Sunday, June 5, 2011

Taxes and Selling your Real Estate Investment

So you've getting tired of the Landlord business and you want to get out.  Your thinking ok big hunk of cash but  Oh ya I'm going to have to pay taxes on that big chunk of cash... as you start to do the calculation you realize that there is a lot of taxes that you will have to pay.  Poking a few buttons on the calculator All of a sudden that selling of your real estate investment doesn't seem so great!  How can I avoid or defer the taxes when selling?  There are a couple of  solutions  to this problem. 

Holding Paper:
Holding a paper or a mortgage note allows you to finance part or all of the price of the property to the buyer.  This can be very appealing to buyers. Frequently you can get a higher interest rate and get a regual payments over many years. The great thing is that you are paying smaller amouts in taxes every year over many years instead of one big lump of taxes.

1031 Exchange:
A 1031 exchange is transferring the gains from one property to a new property. The great thing about this there is fair amount of flexibility in the property types that you can exchanged into.  In order to qualify for this exchange, certain rules must be followed:
  1. Both the relinquished property and the replacement property must be held either for investment or for productive use in a trade or business. A personal residence cannot be exchanged.
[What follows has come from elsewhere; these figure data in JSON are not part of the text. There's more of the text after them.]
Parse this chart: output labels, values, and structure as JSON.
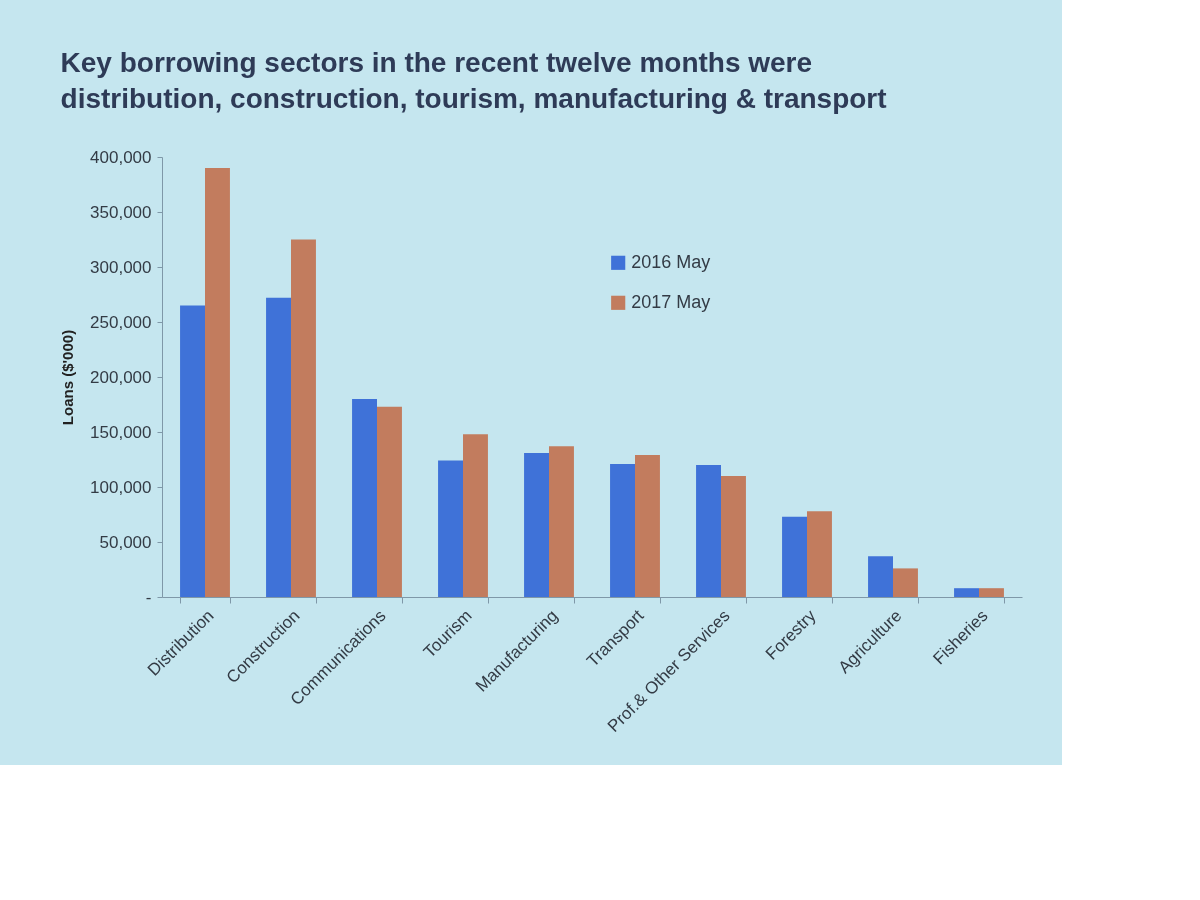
{
  "chart_data": {
    "type": "bar",
    "title": "Key borrowing sectors in the recent twelve months were distribution, construction, tourism, manufacturing & transport",
    "ylabel": "Loans ($'000)",
    "categories": [
      "Distribution",
      "Construction",
      "Communications",
      "Tourism",
      "Manufacturing",
      "Transport",
      "Prof.& Other Services",
      "Forestry",
      "Agriculture",
      "Fisheries"
    ],
    "series": [
      {
        "name": "2016 May",
        "color": "#3f72d8",
        "values": [
          265000,
          272000,
          180000,
          124000,
          131000,
          121000,
          120000,
          73000,
          37000,
          8000
        ]
      },
      {
        "name": "2017 May",
        "color": "#c27c5e",
        "values": [
          390000,
          325000,
          173000,
          148000,
          137000,
          129000,
          110000,
          78000,
          26000,
          8000
        ]
      }
    ],
    "ylim": [
      0,
      400000
    ],
    "yticks": [
      {
        "value": 0,
        "label": "-"
      },
      {
        "value": 50000,
        "label": "50,000"
      },
      {
        "value": 100000,
        "label": "100,000"
      },
      {
        "value": 150000,
        "label": "150,000"
      },
      {
        "value": 200000,
        "label": "200,000"
      },
      {
        "value": 250000,
        "label": "250,000"
      },
      {
        "value": 300000,
        "label": "300,000"
      },
      {
        "value": 350000,
        "label": "350,000"
      },
      {
        "value": 400000,
        "label": "400,000"
      }
    ],
    "legend": "top right"
  }
}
  2. The asset must be of like-kind. Real property must be exchanged for real property, although a broad definition of real estate applies and includes land, commercial property and residential property. 
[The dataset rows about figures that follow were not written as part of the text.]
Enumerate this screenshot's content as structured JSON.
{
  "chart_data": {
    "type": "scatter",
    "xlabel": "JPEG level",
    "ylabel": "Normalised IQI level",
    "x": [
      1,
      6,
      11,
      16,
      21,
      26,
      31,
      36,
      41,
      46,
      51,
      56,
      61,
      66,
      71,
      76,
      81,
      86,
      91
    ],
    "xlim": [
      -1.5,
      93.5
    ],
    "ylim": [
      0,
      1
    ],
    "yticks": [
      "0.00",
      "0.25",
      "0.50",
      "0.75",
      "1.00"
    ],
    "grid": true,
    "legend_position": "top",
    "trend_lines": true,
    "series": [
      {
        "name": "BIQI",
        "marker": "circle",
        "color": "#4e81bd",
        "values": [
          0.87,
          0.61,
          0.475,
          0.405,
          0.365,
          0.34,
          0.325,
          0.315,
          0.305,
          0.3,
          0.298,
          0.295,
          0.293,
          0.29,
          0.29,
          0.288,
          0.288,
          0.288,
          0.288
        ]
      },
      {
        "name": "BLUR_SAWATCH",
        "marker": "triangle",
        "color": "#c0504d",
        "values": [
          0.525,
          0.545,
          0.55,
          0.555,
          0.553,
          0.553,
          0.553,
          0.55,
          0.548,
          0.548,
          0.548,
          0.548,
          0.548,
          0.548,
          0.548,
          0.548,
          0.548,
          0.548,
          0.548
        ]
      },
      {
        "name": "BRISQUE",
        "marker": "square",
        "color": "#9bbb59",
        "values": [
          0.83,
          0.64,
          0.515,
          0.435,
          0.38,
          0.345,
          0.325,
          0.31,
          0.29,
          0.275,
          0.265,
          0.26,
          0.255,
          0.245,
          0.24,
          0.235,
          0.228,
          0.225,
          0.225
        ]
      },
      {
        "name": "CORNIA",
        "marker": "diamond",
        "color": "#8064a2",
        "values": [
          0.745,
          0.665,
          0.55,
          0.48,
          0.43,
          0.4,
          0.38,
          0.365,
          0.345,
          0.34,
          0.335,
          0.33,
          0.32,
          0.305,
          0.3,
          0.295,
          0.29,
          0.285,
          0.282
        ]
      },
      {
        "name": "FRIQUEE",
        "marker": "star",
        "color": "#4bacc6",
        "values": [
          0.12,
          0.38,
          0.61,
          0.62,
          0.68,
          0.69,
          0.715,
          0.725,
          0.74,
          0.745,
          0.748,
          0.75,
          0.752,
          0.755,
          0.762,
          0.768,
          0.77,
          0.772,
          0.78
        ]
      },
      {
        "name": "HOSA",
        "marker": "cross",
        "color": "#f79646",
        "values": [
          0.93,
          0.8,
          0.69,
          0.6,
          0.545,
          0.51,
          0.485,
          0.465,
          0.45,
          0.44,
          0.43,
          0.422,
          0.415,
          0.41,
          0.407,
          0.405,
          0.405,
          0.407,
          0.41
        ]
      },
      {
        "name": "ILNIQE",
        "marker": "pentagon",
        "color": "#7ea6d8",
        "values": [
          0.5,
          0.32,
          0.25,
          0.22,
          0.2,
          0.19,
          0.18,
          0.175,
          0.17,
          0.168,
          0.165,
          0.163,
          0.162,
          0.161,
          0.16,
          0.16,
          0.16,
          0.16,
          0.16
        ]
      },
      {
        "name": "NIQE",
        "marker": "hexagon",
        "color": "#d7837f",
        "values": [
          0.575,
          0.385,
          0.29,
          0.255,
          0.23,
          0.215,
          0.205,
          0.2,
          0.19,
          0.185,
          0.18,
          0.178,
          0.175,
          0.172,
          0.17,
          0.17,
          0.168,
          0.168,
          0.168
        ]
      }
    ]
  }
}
  3. The proceeds of the sale must be re-invested in a like kind asset within 180 days of the sale. Restrictions are imposed on the number of Replacement Properties which can be identified as potential Replacement Properties. More than one potential replacement property can be identified as long as you satisfy one of these rules:
    • The Three-Property Rule - Up to three properties regardless of their market values. All identified properties are not required to be purchased to satisfy the exchange; only the amount needed to satisfy the value requirement.
    • The 200% Rule - Any number of properties as long as the aggregate fair market value of all replacement properties does not exceed 200% of the aggregate Fair Market Value (FMV) of all of the relinquished properties as of the initial transfer date. All identified properties are not required to be purchased to satisfy the exchange; only the amount needed to satisfy the value requirement.
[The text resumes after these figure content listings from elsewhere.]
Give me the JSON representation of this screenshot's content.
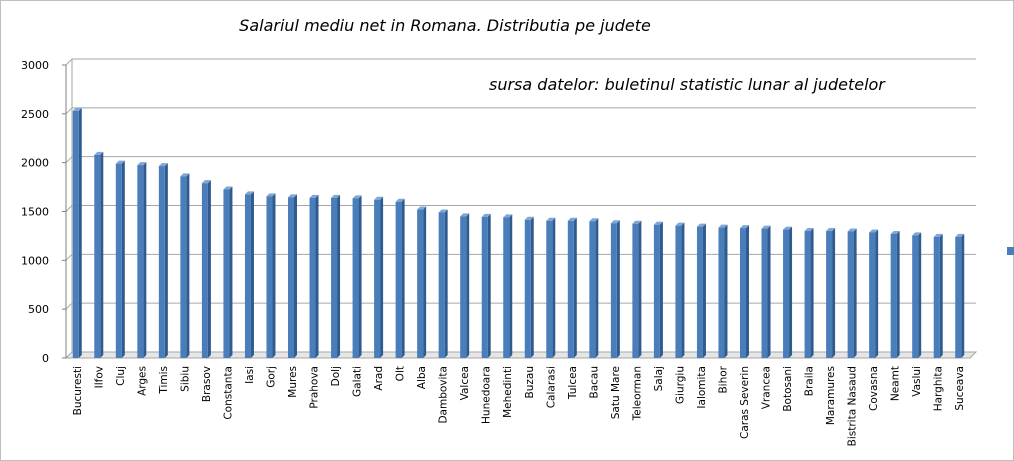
{
  "chart_data": {
    "type": "bar",
    "title": "Salariul mediu net in Romana. Distributia pe judete",
    "subtitle": "sursa datelor: buletinul statistic lunar al judetelor",
    "xlabel": "",
    "ylabel": "",
    "ylim": [
      0,
      3000
    ],
    "yticks": [
      "0",
      "500",
      "1000",
      "1500",
      "2000",
      "2500",
      "3000"
    ],
    "grid": true,
    "legend_position": "right",
    "bar_color": "#4a7ebb",
    "categories": [
      "Bucuresti",
      "Ilfov",
      "Cluj",
      "Arges",
      "Timis",
      "Sibiu",
      "Brasov",
      "Constanta",
      "Iasi",
      "Gorj",
      "Mures",
      "Prahova",
      "Dolj",
      "Galati",
      "Arad",
      "Olt",
      "Alba",
      "Dambovita",
      "Valcea",
      "Hunedoara",
      "Mehedinti",
      "Buzau",
      "Calarasi",
      "Tulcea",
      "Bacau",
      "Satu Mare",
      "Teleorman",
      "Salaj",
      "Giurgiu",
      "Ialomita",
      "Bihor",
      "Caras Severin",
      "Vrancea",
      "Botosani",
      "Braila",
      "Maramures",
      "Bistrita Nasaud",
      "Covasna",
      "Neamt",
      "Vaslui",
      "Harghita",
      "Suceava"
    ],
    "values": [
      2530,
      2080,
      1990,
      1975,
      1965,
      1860,
      1790,
      1725,
      1675,
      1655,
      1645,
      1640,
      1640,
      1635,
      1620,
      1600,
      1520,
      1490,
      1450,
      1445,
      1440,
      1415,
      1405,
      1405,
      1400,
      1380,
      1375,
      1365,
      1355,
      1345,
      1335,
      1330,
      1325,
      1315,
      1300,
      1300,
      1295,
      1285,
      1270,
      1255,
      1240,
      1240
    ]
  }
}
    • The 95% Rule - Any number of replacement properties if the fair market value of the properties actually received by the end of the exchange period is at least 95% of the aggregate FMV of all the potential replacement properties identified. In other words, 95% (or all) of the properties identified must be purchased or the entire exchange is invalid.(1)
     
When you decide to get out of your investment take a serous look at your tax options with your CPA when deciding to sell your Investments.  There are ways to avoid or differ your tax bill.